Nonetheless, a few days before the fundraiser, success was not evident. But ticket sales picked up and tables had to be rearranged three times until sales were halted.

“That’s when I realized how big it was,” said Murat Uzundag.
The success of the fundraiser was a community effort. The Kiwanis Club of Glen Ridge donated the first check and provided support throughout the venture. Local Turkish restaurants provided, among other foods, chicken, gyro and manti, which is a Turkish beef dumpling.
“They’re hard to make and very small,” Uzun said.

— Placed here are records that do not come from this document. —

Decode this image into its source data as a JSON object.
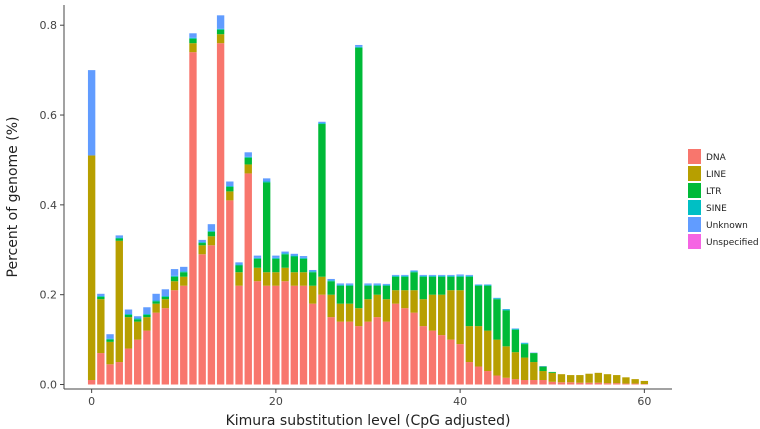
{
  "chart_data": {
    "type": "bar",
    "stacked": true,
    "xlabel": "Kimura substitution level (CpG adjusted)",
    "ylabel": "Percent of genome (%)",
    "xlim": [
      -3,
      63
    ],
    "ylim": [
      -0.01,
      0.845
    ],
    "xticks": [
      0,
      20,
      40,
      60
    ],
    "yticks": [
      0.0,
      0.2,
      0.4,
      0.6,
      0.8
    ],
    "legend_position": "right",
    "categories": [
      0,
      1,
      2,
      3,
      4,
      5,
      6,
      7,
      8,
      9,
      10,
      11,
      12,
      13,
      14,
      15,
      16,
      17,
      18,
      19,
      20,
      21,
      22,
      23,
      24,
      25,
      26,
      27,
      28,
      29,
      30,
      31,
      32,
      33,
      34,
      35,
      36,
      37,
      38,
      39,
      40,
      41,
      42,
      43,
      44,
      45,
      46,
      47,
      48,
      49,
      50,
      51,
      52,
      53,
      54,
      55,
      56,
      57,
      58,
      59,
      60
    ],
    "series": [
      {
        "name": "DNA",
        "color": "#F8766D",
        "values": [
          0.01,
          0.07,
          0.045,
          0.05,
          0.08,
          0.1,
          0.12,
          0.16,
          0.17,
          0.21,
          0.22,
          0.74,
          0.29,
          0.31,
          0.76,
          0.41,
          0.22,
          0.47,
          0.23,
          0.22,
          0.22,
          0.23,
          0.22,
          0.22,
          0.18,
          0.2,
          0.15,
          0.14,
          0.14,
          0.13,
          0.14,
          0.15,
          0.14,
          0.18,
          0.17,
          0.16,
          0.13,
          0.12,
          0.11,
          0.1,
          0.09,
          0.05,
          0.04,
          0.03,
          0.02,
          0.015,
          0.012,
          0.01,
          0.01,
          0.01,
          0.006,
          0.005,
          0.005,
          0.004,
          0.004,
          0.004,
          0.003,
          0.003,
          0.002,
          0.002,
          0.001
        ]
      },
      {
        "name": "LINE",
        "color": "#B79F00",
        "values": [
          0.5,
          0.12,
          0.05,
          0.27,
          0.07,
          0.04,
          0.03,
          0.02,
          0.02,
          0.02,
          0.02,
          0.02,
          0.02,
          0.02,
          0.02,
          0.02,
          0.03,
          0.02,
          0.03,
          0.03,
          0.03,
          0.03,
          0.03,
          0.03,
          0.04,
          0.04,
          0.05,
          0.04,
          0.04,
          0.04,
          0.05,
          0.05,
          0.05,
          0.03,
          0.04,
          0.05,
          0.06,
          0.08,
          0.09,
          0.11,
          0.12,
          0.08,
          0.09,
          0.09,
          0.08,
          0.07,
          0.06,
          0.05,
          0.04,
          0.02,
          0.02,
          0.018,
          0.016,
          0.017,
          0.02,
          0.022,
          0.02,
          0.018,
          0.014,
          0.01,
          0.007
        ]
      },
      {
        "name": "LTR",
        "color": "#00BA38",
        "values": [
          0.0,
          0.005,
          0.005,
          0.005,
          0.005,
          0.005,
          0.005,
          0.005,
          0.005,
          0.01,
          0.01,
          0.01,
          0.005,
          0.01,
          0.01,
          0.01,
          0.015,
          0.015,
          0.02,
          0.2,
          0.03,
          0.03,
          0.035,
          0.03,
          0.03,
          0.34,
          0.03,
          0.04,
          0.04,
          0.58,
          0.03,
          0.02,
          0.03,
          0.03,
          0.03,
          0.04,
          0.05,
          0.04,
          0.04,
          0.03,
          0.03,
          0.11,
          0.09,
          0.1,
          0.09,
          0.08,
          0.05,
          0.03,
          0.02,
          0.01,
          0.002,
          0.0,
          0.0,
          0.0,
          0.0,
          0.0,
          0.0,
          0.0,
          0.0,
          0.0,
          0.0
        ]
      },
      {
        "name": "SINE",
        "color": "#00BFC4",
        "values": [
          0.0,
          0.002,
          0.002,
          0.002,
          0.002,
          0.002,
          0.002,
          0.002,
          0.002,
          0.002,
          0.002,
          0.002,
          0.002,
          0.002,
          0.002,
          0.002,
          0.002,
          0.002,
          0.002,
          0.002,
          0.002,
          0.002,
          0.002,
          0.002,
          0.002,
          0.002,
          0.002,
          0.002,
          0.002,
          0.002,
          0.002,
          0.002,
          0.002,
          0.002,
          0.002,
          0.002,
          0.002,
          0.002,
          0.002,
          0.002,
          0.002,
          0.002,
          0.002,
          0.002,
          0.002,
          0.002,
          0.002,
          0.002,
          0.0,
          0.0,
          0.0,
          0.0,
          0.0,
          0.0,
          0.0,
          0.0,
          0.0,
          0.0,
          0.0,
          0.0,
          0.0
        ]
      },
      {
        "name": "Unknown",
        "color": "#619CFF",
        "values": [
          0.19,
          0.005,
          0.01,
          0.005,
          0.01,
          0.005,
          0.015,
          0.015,
          0.015,
          0.015,
          0.01,
          0.01,
          0.005,
          0.015,
          0.03,
          0.01,
          0.005,
          0.01,
          0.005,
          0.007,
          0.005,
          0.004,
          0.004,
          0.004,
          0.003,
          0.003,
          0.003,
          0.003,
          0.003,
          0.004,
          0.003,
          0.003,
          0.002,
          0.002,
          0.002,
          0.002,
          0.002,
          0.002,
          0.002,
          0.002,
          0.003,
          0.002,
          0.001,
          0.001,
          0.001,
          0.001,
          0.001,
          0.001,
          0.001,
          0.001,
          0.0,
          0.0,
          0.0,
          0.0,
          0.0,
          0.0,
          0.0,
          0.0,
          0.0,
          0.0,
          0.0
        ]
      },
      {
        "name": "Unspecified",
        "color": "#F564E3",
        "values": [
          0.0,
          0.0,
          0.0,
          0.0,
          0.0,
          0.0,
          0.0,
          0.0,
          0.0,
          0.0,
          0.0,
          0.0,
          0.0,
          0.0,
          0.0,
          0.0,
          0.0,
          0.0,
          0.0,
          0.0,
          0.0,
          0.0,
          0.0,
          0.0,
          0.0,
          0.0,
          0.0,
          0.0,
          0.0,
          0.0,
          0.0,
          0.0,
          0.0,
          0.0,
          0.0,
          0.0,
          0.0,
          0.0,
          0.0,
          0.0,
          0.0,
          0.0,
          0.0,
          0.0,
          0.0,
          0.0,
          0.0,
          0.0,
          0.0,
          0.0,
          0.0,
          0.0,
          0.0,
          0.0,
          0.0,
          0.0,
          0.0,
          0.0,
          0.0,
          0.0,
          0.0
        ]
      }
    ]
  }
}
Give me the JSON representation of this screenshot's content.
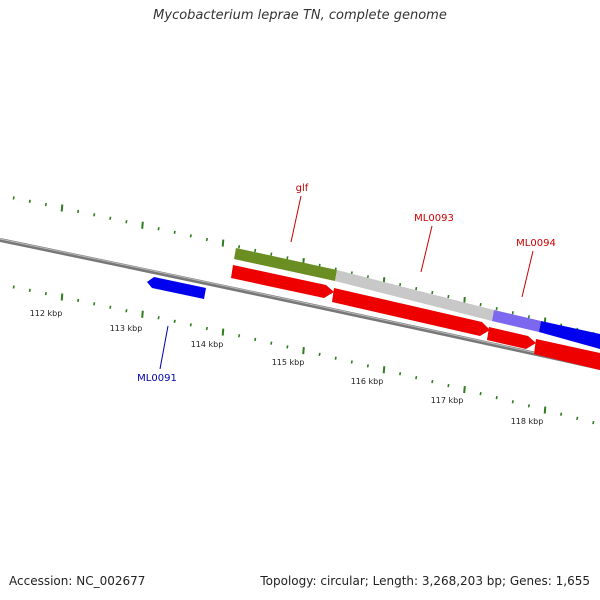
{
  "title": "Mycobacterium leprae TN, complete genome",
  "footer": {
    "accession": "Accession: NC_002677",
    "stats": "Topology: circular; Length: 3,268,203 bp; Genes: 1,655"
  },
  "ticks": [
    "112 kbp",
    "113 kbp",
    "114 kbp",
    "115 kbp",
    "116 kbp",
    "117 kbp",
    "118 kbp"
  ],
  "genes": [
    {
      "name": "glf",
      "color": "#cc0000"
    },
    {
      "name": "ML0093",
      "color": "#cc0000"
    },
    {
      "name": "ML0094",
      "color": "#cc0000"
    },
    {
      "name": "ML0091",
      "color": "#0000aa"
    }
  ],
  "colors": {
    "backbone": "#808080",
    "tick": "#2e7d1e",
    "forward_gene": "#0000ff",
    "reverse_gene": "#ff0000",
    "feature_green": "#6b8e23",
    "feature_gray": "#c0c0c0",
    "feature_purple": "#7b68ee"
  }
}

All-in-all, the sit-down was a nine-course meal. Fitzgerald’s 1928 donated drinks; O’Boyle’s Landscaping donated, for the evening, ornamental plants. Two musical acts performed: Caner Tokgozol, who played an Ud, a fretless, stringed instrument, and Amir Vahab, a singer who was going to have surgery the day before the fundraiser, but changed his schedule to help. An auction included Turkish pottery, vases and a Turkish bath gift certificate.
Murat Uzundag said it was a blessing to see the community come together. Oz said ordinarily she does not like to ask people for help, but asking doesn’t hurt, especially when asking for other people. Yeliz Uzundag said hospitality is part of Turkish culture.
“We all picked not to be silent,” Mamak said. “We got out of our comfort zone.The first day we saw this mountain. But then we conquered the mountain.”
The funds, according to the organizers, will go to the Turkish Philanthropic Funds, NYC, and the Syrian-American Medical Society, Washington, D.C.